To impart a complete understanding, a few points should be made regarding arrow points, feathers (fletching), and nocks.
From primitive times to present, feathers have been useful to stabilize arrow oscillation in flight. These oscillations were introduced as a result of the archer's paradox accommodation in arrow shaft engineering. In recent times (since the 1960s), plastic replicas have found prominence as a substitute for turkey or other feathers as fletching materials.
Arrow points have evolved from chipped flint tied onto the shaft with raw hide to formed metal parts which are glued to the arrow and, most recently, to male screw-in tips which are seated in a female insert which is glued inside the tube forming the arrow shaft.
That portion of the arrow which accommodates the bow string is referred to as the nock and has evolved from hand carved notches in wooden shafts to plastic parts glued onto a wood taper or glued onto an insert in the arrow tube provided for the purpose of gluing a nock thereon.
Manufacturers of individual parts or components of the shooting system have, in the past, generally produced individually improved components without regard to their effect on other components in the system and the system in its entirety. In most cases, the effects on the overall shooting system performance were unknown or misunderstood.
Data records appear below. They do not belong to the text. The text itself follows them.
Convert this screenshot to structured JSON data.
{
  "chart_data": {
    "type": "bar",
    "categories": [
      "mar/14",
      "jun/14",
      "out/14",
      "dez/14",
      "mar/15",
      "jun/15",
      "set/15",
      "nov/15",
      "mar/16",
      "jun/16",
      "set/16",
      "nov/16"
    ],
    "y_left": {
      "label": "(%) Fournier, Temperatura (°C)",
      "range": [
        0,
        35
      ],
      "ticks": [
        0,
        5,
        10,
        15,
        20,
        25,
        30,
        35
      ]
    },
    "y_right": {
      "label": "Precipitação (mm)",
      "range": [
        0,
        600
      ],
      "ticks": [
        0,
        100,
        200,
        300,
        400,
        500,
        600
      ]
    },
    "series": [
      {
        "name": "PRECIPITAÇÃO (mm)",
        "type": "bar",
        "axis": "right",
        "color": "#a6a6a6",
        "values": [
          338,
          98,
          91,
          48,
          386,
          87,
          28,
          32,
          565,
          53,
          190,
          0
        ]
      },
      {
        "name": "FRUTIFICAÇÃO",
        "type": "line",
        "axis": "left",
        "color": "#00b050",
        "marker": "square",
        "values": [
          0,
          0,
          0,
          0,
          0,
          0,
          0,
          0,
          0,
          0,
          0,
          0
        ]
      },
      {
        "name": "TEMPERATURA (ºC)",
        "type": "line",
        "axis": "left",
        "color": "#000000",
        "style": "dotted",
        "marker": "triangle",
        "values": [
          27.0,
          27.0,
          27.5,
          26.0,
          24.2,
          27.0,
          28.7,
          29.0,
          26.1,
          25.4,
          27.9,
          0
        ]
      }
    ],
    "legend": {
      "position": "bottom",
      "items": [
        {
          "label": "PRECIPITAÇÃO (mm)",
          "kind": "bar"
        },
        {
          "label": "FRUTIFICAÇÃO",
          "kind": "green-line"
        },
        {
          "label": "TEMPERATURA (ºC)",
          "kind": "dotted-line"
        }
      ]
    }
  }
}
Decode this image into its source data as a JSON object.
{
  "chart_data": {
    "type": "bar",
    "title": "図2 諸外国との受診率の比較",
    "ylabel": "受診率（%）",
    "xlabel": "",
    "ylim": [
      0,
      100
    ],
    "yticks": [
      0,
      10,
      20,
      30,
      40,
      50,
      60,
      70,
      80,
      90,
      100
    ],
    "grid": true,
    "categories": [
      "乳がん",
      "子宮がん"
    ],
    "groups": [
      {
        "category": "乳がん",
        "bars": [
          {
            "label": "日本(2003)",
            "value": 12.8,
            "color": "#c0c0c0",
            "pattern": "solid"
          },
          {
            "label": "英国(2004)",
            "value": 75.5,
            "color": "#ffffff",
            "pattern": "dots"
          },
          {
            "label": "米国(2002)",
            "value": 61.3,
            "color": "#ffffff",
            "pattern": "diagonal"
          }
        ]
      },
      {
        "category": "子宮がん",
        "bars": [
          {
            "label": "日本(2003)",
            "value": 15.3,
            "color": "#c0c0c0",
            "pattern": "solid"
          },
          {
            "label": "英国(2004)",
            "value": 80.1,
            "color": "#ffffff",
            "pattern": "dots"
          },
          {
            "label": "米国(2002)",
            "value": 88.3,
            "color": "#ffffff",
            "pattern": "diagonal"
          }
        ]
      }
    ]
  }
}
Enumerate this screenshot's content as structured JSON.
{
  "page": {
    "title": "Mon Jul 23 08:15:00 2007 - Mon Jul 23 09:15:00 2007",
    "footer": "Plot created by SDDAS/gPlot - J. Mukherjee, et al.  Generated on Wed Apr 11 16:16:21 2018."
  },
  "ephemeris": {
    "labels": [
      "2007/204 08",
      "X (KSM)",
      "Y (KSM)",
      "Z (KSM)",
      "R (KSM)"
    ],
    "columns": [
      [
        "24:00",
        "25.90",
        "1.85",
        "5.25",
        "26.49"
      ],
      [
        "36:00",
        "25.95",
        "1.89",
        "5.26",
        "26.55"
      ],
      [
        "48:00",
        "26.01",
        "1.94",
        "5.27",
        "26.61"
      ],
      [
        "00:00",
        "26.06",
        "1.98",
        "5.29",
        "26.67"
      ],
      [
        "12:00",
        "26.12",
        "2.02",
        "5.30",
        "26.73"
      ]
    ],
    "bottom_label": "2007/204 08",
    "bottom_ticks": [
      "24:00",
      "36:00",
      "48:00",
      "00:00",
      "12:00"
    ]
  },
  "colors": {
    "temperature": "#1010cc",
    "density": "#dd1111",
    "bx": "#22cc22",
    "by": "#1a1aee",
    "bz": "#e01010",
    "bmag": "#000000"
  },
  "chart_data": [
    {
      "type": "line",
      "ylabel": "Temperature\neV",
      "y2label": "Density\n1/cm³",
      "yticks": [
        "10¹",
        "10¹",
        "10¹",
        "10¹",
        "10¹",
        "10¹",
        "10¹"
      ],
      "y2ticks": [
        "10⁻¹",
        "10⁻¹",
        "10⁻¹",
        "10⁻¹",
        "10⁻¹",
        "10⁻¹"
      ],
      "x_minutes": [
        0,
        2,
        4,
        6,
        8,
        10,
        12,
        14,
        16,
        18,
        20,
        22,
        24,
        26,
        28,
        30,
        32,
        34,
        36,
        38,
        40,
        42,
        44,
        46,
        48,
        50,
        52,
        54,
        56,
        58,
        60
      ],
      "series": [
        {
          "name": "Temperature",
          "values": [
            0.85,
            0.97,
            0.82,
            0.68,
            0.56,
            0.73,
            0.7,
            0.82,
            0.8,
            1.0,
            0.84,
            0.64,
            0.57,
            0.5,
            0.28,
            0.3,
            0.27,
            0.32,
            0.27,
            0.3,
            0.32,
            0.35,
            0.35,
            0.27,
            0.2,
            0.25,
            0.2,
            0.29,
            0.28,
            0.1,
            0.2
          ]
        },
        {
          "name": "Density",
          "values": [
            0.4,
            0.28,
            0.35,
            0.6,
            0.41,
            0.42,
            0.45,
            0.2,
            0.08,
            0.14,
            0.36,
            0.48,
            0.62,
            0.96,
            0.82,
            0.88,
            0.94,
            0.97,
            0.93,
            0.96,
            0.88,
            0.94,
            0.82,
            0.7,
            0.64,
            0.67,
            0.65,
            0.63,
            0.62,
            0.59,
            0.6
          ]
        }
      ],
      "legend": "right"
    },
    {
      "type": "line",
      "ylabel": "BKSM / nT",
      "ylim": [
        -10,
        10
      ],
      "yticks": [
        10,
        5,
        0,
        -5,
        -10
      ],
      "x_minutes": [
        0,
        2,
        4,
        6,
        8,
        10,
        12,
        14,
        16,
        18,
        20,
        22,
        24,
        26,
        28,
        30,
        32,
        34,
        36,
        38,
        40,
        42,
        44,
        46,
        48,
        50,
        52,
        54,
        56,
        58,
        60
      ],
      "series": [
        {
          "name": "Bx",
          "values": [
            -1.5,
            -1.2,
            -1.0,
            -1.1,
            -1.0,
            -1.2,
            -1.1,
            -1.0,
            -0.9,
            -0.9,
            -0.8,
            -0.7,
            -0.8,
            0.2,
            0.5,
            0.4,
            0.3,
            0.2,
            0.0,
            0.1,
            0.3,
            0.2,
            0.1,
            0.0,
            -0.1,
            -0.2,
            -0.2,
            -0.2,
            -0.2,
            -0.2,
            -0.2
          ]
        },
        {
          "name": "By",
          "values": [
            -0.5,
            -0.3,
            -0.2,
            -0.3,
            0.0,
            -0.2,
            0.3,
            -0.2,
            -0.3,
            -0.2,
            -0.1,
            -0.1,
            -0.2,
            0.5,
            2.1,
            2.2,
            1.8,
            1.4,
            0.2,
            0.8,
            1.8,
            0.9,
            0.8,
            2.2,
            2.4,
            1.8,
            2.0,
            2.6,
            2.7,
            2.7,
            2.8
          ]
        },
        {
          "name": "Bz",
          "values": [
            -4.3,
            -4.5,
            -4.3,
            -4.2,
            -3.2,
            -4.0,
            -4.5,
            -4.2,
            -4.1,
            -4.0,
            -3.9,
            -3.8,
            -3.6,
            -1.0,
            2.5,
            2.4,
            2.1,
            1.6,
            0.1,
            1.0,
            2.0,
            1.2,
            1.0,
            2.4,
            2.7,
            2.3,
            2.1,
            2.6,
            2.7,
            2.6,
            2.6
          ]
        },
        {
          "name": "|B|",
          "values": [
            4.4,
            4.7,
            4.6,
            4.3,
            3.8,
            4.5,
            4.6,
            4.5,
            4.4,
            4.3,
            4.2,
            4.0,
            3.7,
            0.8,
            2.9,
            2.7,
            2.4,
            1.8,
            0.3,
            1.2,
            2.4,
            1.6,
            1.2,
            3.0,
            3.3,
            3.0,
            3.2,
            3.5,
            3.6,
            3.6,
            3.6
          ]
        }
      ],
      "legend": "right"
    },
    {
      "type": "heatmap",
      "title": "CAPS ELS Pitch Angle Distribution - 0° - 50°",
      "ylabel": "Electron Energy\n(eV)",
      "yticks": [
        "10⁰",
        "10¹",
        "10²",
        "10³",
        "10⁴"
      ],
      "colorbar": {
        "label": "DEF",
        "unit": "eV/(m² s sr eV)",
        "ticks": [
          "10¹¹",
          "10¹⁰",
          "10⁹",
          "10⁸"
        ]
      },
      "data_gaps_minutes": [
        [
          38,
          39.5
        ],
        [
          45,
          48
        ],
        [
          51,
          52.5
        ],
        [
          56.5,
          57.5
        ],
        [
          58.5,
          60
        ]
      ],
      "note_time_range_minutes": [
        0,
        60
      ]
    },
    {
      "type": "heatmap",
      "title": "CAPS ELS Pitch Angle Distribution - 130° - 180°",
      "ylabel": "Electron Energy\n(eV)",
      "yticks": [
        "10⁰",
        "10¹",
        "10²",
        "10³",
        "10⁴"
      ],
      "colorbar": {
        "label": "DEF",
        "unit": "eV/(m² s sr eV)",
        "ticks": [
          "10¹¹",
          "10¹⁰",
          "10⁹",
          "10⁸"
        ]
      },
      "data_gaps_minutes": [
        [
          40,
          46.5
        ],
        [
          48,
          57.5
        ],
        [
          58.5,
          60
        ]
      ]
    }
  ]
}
Nevertheless, there are certain basic requirements for optimum performance which remain unchanged. First, the arrow must have adequate stiffness so as to absorb energy from the bow and not buckle in the center so severely as to become unstable in flight due to harmonic vibrations and oscillation. Second, they must be durable so as to be used and reused. Third, the arrow must be light enough to attain high speeds and heavy enough to prevent the bow limbs from retaining so much energy when the arrow is cast that the limbs are damaged when they slam to a stop at the end of the string's forward travel. This is tantamount to "dry firing" the bow and may cause severe damage to the bow. Fourth, and overlooked until relatively recently, it is extremely important that the arrow be properly balanced to attain good arrow flight. An arrow with too little weight at its front (point weight) will tend to tumble. Arrows must have extra weight at the front end to provide a guidance system for the remainder of the shaft in flight. Fifth, all other things being equal, if two arrows are shot from the same bow with the same initial thrust, the one lighter in mass weight will attain the higher velocity. However, as noted earlier, the arrow should not be so light as to allow the bow limbs to slam hard against the string at the end of its forward travel possibly damaging the bow itself.